Lijun Liu v. Mukasey
This text of 272 F. App'x 549 (Lijun Liu v. Mukasey) is published on Counsel Stack Legal Research, covering Court of Appeals for the Ninth Circuit primary law. Counsel Stack provides free access to over 12 million legal documents including statutes, case law, regulations, and constitutions.
Opinion
MEMORANDUM
Lijun Liu, a native and citizen of China, petitions pro se for review of the Board of Immigration Appeals’ (“BIA”) order summarily affirming an immigration judge’s (“IJ”) decision denying her application for asylum, withholding of removal, and relief under the Convention Against Torture (“CAT”). Our jurisdiction is governed by 8 U.S.C. § 1252. We review for substantial evidence, INS v.

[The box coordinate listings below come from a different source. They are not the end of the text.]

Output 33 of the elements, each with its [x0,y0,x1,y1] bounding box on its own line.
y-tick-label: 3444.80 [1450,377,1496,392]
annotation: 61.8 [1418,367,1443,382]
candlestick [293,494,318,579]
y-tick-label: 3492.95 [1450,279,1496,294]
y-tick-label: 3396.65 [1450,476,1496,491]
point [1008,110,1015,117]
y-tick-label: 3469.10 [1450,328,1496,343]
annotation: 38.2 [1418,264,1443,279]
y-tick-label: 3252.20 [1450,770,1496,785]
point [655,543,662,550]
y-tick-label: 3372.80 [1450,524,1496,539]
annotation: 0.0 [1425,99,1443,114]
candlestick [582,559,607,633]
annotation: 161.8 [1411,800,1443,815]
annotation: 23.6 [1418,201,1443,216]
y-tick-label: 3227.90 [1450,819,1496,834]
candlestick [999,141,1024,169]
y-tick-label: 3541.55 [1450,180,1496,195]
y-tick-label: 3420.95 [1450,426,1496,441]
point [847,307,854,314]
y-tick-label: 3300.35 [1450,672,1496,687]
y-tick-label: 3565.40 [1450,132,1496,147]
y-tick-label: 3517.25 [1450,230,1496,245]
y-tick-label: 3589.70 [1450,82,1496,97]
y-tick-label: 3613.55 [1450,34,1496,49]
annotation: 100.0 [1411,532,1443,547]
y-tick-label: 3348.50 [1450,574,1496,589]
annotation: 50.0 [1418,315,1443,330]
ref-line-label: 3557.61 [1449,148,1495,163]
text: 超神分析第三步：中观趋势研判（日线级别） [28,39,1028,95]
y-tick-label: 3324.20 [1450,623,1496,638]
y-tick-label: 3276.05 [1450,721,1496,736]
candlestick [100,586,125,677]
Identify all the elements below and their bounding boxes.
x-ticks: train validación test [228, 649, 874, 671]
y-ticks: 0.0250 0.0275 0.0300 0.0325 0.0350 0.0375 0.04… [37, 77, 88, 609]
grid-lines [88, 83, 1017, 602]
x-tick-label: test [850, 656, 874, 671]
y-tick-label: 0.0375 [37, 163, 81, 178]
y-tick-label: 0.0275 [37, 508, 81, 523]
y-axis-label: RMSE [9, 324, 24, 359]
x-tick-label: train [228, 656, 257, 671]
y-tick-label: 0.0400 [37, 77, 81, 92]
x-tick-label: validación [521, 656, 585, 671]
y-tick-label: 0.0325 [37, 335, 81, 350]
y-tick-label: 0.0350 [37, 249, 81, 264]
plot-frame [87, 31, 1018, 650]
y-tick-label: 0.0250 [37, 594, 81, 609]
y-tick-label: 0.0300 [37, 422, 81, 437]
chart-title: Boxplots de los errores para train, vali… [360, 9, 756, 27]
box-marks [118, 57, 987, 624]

Elias-Zacarias, 502 U.S. 478, 481 & n. 1, 112 S.Ct. 812, 117 L.Ed.2d 38 (1992), and we deny in part, and dismiss in part, the petition for review.
Substantial evidence supports the IJ’s conclusion that Liu’s testimony was not credible because Liu testified inconsistently as to whether she was persecuted on account of being Christian. See Li v. Ashcroft, 378 F.3d 959, 962 & 964 (9th Cir. 2004).
In addition, even assuming credibility, substantial evidence supports the IJ’s conclusion that Liu did not establish past persecution because the mistreatment Liu experienced at the hands of the Chinese police did not rise to the level of persecution. See Gu v. Gonzales, 454 F.3d 1014, 1019-21 (9th Cir.2006). Further, substantial evidence supports the IJ’s conclusion that Liu has failed to establish a well-founded fear of future persecution. See id. at 1021-22.
We lack jurisdiction to consider Liu’s withholding of removal and CAT claims, as well as her contention raised for the first time before this court that she faces persecution as a Chinese Christian in Indonesia, because she failed to raise these claims before the BIA. See Barron v. Ashcroft, 358 F.3d 674, 677-78 (9th Cir.2004).
PETITION FOR REVIEW DENIED in part; DISMISSED in part.
This disposition is not appropriate for publication and is not precedent except as provided by 9th Cir. R. 36-3.